Deep Waters
by
Historians of the social life of the later Roman Empire speak of a certain young man of Ariminum, who would jump into rivers and swim in ’em. When his friends said, ‘You fish!’ he would answer, ‘Oh, pish! Fish can’t swim like me, they’ve no vim in ’em.’
Just such another was George Barnert Callender.
On land, in his land clothes, George was a young man who excited little remark. He looked very much like other young men. He was much about the ordinary height. His carriage suggested the possession of an ordinary amount of physical strength. Such was George–on shore. But remove his clothes, drape him in a bathing-suit, and insert him in the water, and instantly, like the gentleman in The Tempest, he ‘suffered a sea-change into something rich and strange.’ Other men puffed, snorted, and splashed. George passed through the ocean with the silent dignity of a torpedo. Other men swallowed water, here a mouthful, there a pint, anon, maybe, a quart or so, and returned to the shore like foundering derelicts. George’s mouth had all the exclusiveness of a fashionable club. His breast-stroke was a thing to see and wonder at. When he did the crawl, strong men gasped.

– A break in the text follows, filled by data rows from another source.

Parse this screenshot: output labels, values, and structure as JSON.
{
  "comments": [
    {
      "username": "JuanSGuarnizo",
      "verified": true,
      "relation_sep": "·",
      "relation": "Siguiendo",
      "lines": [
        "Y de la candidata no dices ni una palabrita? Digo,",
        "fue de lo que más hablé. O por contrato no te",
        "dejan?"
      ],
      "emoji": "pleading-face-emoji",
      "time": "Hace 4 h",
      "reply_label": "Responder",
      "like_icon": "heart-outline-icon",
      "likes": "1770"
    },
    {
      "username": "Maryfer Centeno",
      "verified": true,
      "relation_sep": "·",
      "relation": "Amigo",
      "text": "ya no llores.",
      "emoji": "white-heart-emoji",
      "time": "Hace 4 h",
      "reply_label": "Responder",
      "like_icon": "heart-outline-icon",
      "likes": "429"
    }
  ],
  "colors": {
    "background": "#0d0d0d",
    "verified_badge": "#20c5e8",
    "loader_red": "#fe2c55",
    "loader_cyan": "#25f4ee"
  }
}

When he swam on his back, you felt that that was the only possible method of progression.
George came to Marvis Bay at about five o’clock one evening in July. Marvis Bay has a well-established reputation as a summer resort, and, while not perhaps in every respect the paradise which the excitable writer of the local guide-book asserts it to be, on the whole it earns its reputation. Its sands are smooth and firm, sloping almost imperceptibly into the ocean. There is surf for those who like it, and smoother water beyond for those whose ideals in bathing are not confined to jumping up and down on a given jelly-fish. At the northern end of the beach there is a long pier. It was to this that George made his way on his arrival.
It was pleasant on the pier. Once you had passed the initial zareba of fruit stands, souvenir stands, ice-cream stands, and the lair of the enthusiast whose aim in life it was to sell you picture post-cards, and had won through to the long walk where the seats were, you were practically alone with Nature. At this hour of the day the place was deserted; George had it to himself. He strolled slowly along. The water glittered under the sun-rays, breaking into a flurry of white foam as it reached the beach. A cool breeze blew. The whole scenic arrangements were a great improvement on the stuffy city he had left. Not that George had come to Marvis Bay with the single aim of finding an antidote to metropolitan stuffiness. There was a more important reason. In three days Marvis Bay was to be the scene of the production of Fate’s Footballs, a comedy in four acts by G. Barnert Callender. For George, though you would not have suspected it from his exterior, was one of those in whose cerebra the grey matter splashes restlessly about, producing strong curtains and crisp dialogue. The company was due at Marvis Bay on the following evening for the last spasm of rehearsals.
George’s mind, as he paced the pier, was divided between the beauties of Nature and the forthcoming crisis in his affairs in the ratio of one-eighth to the former and seven-eighths to the latter. At the moment when he had left London, thoroughly disgusted with the entire theatrical world in general and the company which was rehearsing Fate’s Footballs in particular, rehearsals had just reached that stage of brisk delirium when the author toys with his bottle of poison and the stage-manager becomes icily polite. The Footpills–as Arthur Mifflin, the leading juvenile in the great play, insisted upon calling it, much to George’s disapproval–was his first piece. Never before had he been in one of those kitchens where many cooks prepare, and sometimes spoil, the theatrical broth. Consequently the chaos seemed to him unique. Had he been a more experienced dramatist, he would have said to himself, ‘Twas ever thus.’ As it was, what he said to himself–and others–was more forcible.